A Guide to Scaling OpenShift Data Science to Hundreds of Users and Notebooks
2022-12-13 in RHOAI, PSAP, WorkToday we published a blog post presenting the results of my last 6 months of work: testing Red Hat OpenShift Data Science with 300 users requesting notebooks within 15 minutes.
It was a huge work getting the scale testing infrastructure in place, but it was fruitful :) Along the way, we highlighted: - a network component dealing badly with its frequent reconfiguration (it was randomly throwing 404 error). It got removed from the architecture. - a control plane overload leading to its collapsing (and auto-recovery). The component spamming the Kubernetes API Server got refactored to avoid the compute-intensive aggressive requests. - multiple race conditions in the Web UI, appearing under random conditions (including the system load, but not only) and hence hard to observe and reproduce manually.
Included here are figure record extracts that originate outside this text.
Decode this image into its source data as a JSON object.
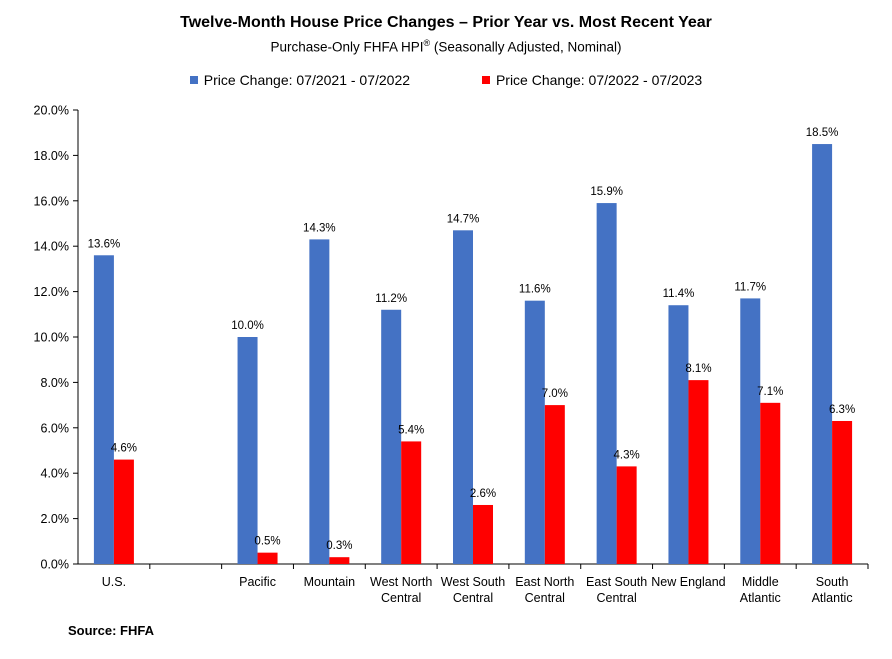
{
  "chart_data": {
    "type": "bar",
    "title": "Twelve-Month House Price Changes – Prior Year vs. Most Recent Year",
    "subtitle": "Purchase-Only FHFA HPI",
    "subtitle_mark": "®",
    "subtitle_suffix": " (Seasonally Adjusted, Nominal)",
    "categories": [
      [
        "U.S."
      ],
      [
        ""
      ],
      [
        "Pacific"
      ],
      [
        "Mountain"
      ],
      [
        "West North",
        "Central"
      ],
      [
        "West South",
        "Central"
      ],
      [
        "East North",
        "Central"
      ],
      [
        "East South",
        "Central"
      ],
      [
        "New England"
      ],
      [
        "Middle",
        "Atlantic"
      ],
      [
        "South",
        "Atlantic"
      ]
    ],
    "series": [
      {
        "name": "Price Change:  07/2021 - 07/2022",
        "color": "#4472C4",
        "values": [
          13.6,
          null,
          10.0,
          14.3,
          11.2,
          14.7,
          11.6,
          15.9,
          11.4,
          11.7,
          18.5
        ],
        "labels": [
          "13.6%",
          "",
          "10.0%",
          "14.3%",
          "11.2%",
          "14.7%",
          "11.6%",
          "15.9%",
          "11.4%",
          "11.7%",
          "18.5%"
        ]
      },
      {
        "name": "Price Change:  07/2022 - 07/2023",
        "color": "#FF0000",
        "values": [
          4.6,
          null,
          0.5,
          0.3,
          5.4,
          2.6,
          7.0,
          4.3,
          8.1,
          7.1,
          6.3
        ],
        "labels": [
          "4.6%",
          "",
          "0.5%",
          "0.3%",
          "5.4%",
          "2.6%",
          "7.0%",
          "4.3%",
          "8.1%",
          "7.1%",
          "6.3%"
        ]
      }
    ],
    "ylim": [
      0,
      20
    ],
    "yticks": [
      0,
      2,
      4,
      6,
      8,
      10,
      12,
      14,
      16,
      18,
      20
    ],
    "ytick_labels": [
      "0.0%",
      "2.0%",
      "4.0%",
      "6.0%",
      "8.0%",
      "10.0%",
      "12.0%",
      "14.0%",
      "16.0%",
      "18.0%",
      "20.0%"
    ],
    "grid": false,
    "legend": "top-center",
    "source": "Source: FHFA"
  }
}
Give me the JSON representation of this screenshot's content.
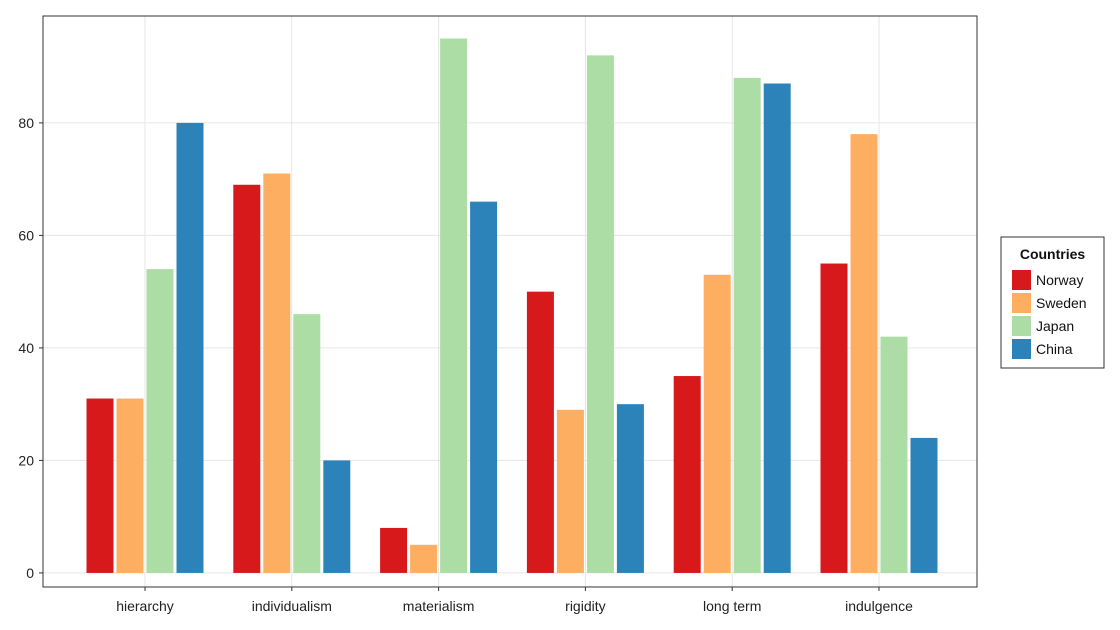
{
  "chart_data": {
    "type": "bar",
    "categories": [
      "hierarchy",
      "individualism",
      "materialism",
      "rigidity",
      "long term",
      "indulgence"
    ],
    "series": [
      {
        "name": "Norway",
        "color": "#d7191c",
        "values": [
          31,
          69,
          8,
          50,
          35,
          55
        ]
      },
      {
        "name": "Sweden",
        "color": "#fdae61",
        "values": [
          31,
          71,
          5,
          29,
          53,
          78
        ]
      },
      {
        "name": "Japan",
        "color": "#abdda4",
        "values": [
          54,
          46,
          95,
          92,
          88,
          42
        ]
      },
      {
        "name": "China",
        "color": "#2b83ba",
        "values": [
          80,
          20,
          66,
          30,
          87,
          24
        ]
      }
    ],
    "yticks": [
      0,
      20,
      40,
      60,
      80
    ],
    "ylim": [
      -2.5,
      99
    ],
    "grid": true,
    "legend": {
      "title": "Countries",
      "position": "right"
    }
  }
}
We tracked down the route cause of the issues and got them fixed.
The blog post shows the final result, where OpenShift Data Science and scale test infrastructure are running happily, there wasn’t enough space for describing the route to reach it, pity 😅 🐞
And that’s just the beginning, now that the baseline is defined, we need to bring in more users, in less time, and optimize the time for getting a notebook … still a lot of work ahead!